Indeed, at this point, it is impossible to tell whether these Arctic emissions are directly caused by recent Arctic warming or whether they have been persistent over at least much of the Holocene. This can only be answered from longer time series; complemented, maybe by borehole measurements in this shelf permafrost. Therefore, these new emission estimates do not allow yet a quantification of the permafrost methane-climate feedback.

Personally, I do believe that this feedback exists, but it doubt very much that it is “catastrophic” with large emissions over relatively short time scales (20-50 years) as implied by the “tipping point” metaphor. Even under strong warming the melting of permafrost takes time and the release of greenhouse gases will be quite gradual and will manifest itself as increased leakages.

Can society grasp the basics here without having to be pummeled with messages overstating the case?

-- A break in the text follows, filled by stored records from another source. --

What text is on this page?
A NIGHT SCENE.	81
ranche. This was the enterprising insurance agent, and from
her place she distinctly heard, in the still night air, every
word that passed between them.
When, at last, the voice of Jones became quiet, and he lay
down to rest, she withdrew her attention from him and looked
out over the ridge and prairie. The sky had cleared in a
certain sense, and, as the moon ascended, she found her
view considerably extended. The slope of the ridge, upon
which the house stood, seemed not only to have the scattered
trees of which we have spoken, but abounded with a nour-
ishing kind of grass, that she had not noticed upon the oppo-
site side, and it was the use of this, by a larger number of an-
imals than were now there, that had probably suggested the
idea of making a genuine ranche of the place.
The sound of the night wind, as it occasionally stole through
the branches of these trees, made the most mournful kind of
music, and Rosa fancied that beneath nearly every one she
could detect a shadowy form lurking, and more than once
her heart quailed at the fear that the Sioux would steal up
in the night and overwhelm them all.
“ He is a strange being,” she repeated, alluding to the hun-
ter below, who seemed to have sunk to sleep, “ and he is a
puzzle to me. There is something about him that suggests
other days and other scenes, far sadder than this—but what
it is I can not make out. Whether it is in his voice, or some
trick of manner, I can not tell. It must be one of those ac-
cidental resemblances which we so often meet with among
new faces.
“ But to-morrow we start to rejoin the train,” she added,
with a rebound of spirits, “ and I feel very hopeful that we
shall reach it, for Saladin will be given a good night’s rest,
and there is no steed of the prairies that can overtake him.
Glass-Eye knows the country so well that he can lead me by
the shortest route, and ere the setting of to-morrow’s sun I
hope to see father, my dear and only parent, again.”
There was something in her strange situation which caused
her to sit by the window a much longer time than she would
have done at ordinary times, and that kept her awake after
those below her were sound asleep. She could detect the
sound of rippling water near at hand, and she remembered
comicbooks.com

Given the seductive power of the front-page thought, scientists, their institutions and grant providers can — wittingly or unwittingly — drive overheated media coverage that, in the end, can kick back and undercut credibility.

One thing that would help clarify Arctic trends and their causes is more monitoring of methane on the ground in and around the Arctic, Dr. Dlugokencky and other researchers say.

Euan Nisbet, a University of London scientist from a team that found methane bubbling elsewhere in the Arctic, said this in an e-mail message:

The Arctic is a good example of the need for “in situ” monitoring. Satellites use reflected sunlight, and so cannot see the Arctic in winter. In situ work is relatively cheap, but unloved. We need both in situ and satellite monitoring to assess greenhouse gases. The U.S. deserves a lot of credit for the superb work it does supporting in situ monitoring by NOAA, Scripps and AGAGE.

He added that the European Union had canceled a project monitoring methane that was particularly valuable because it could distinguish between emissions from terrestrial bogs, gas fields and the like and ocean sources.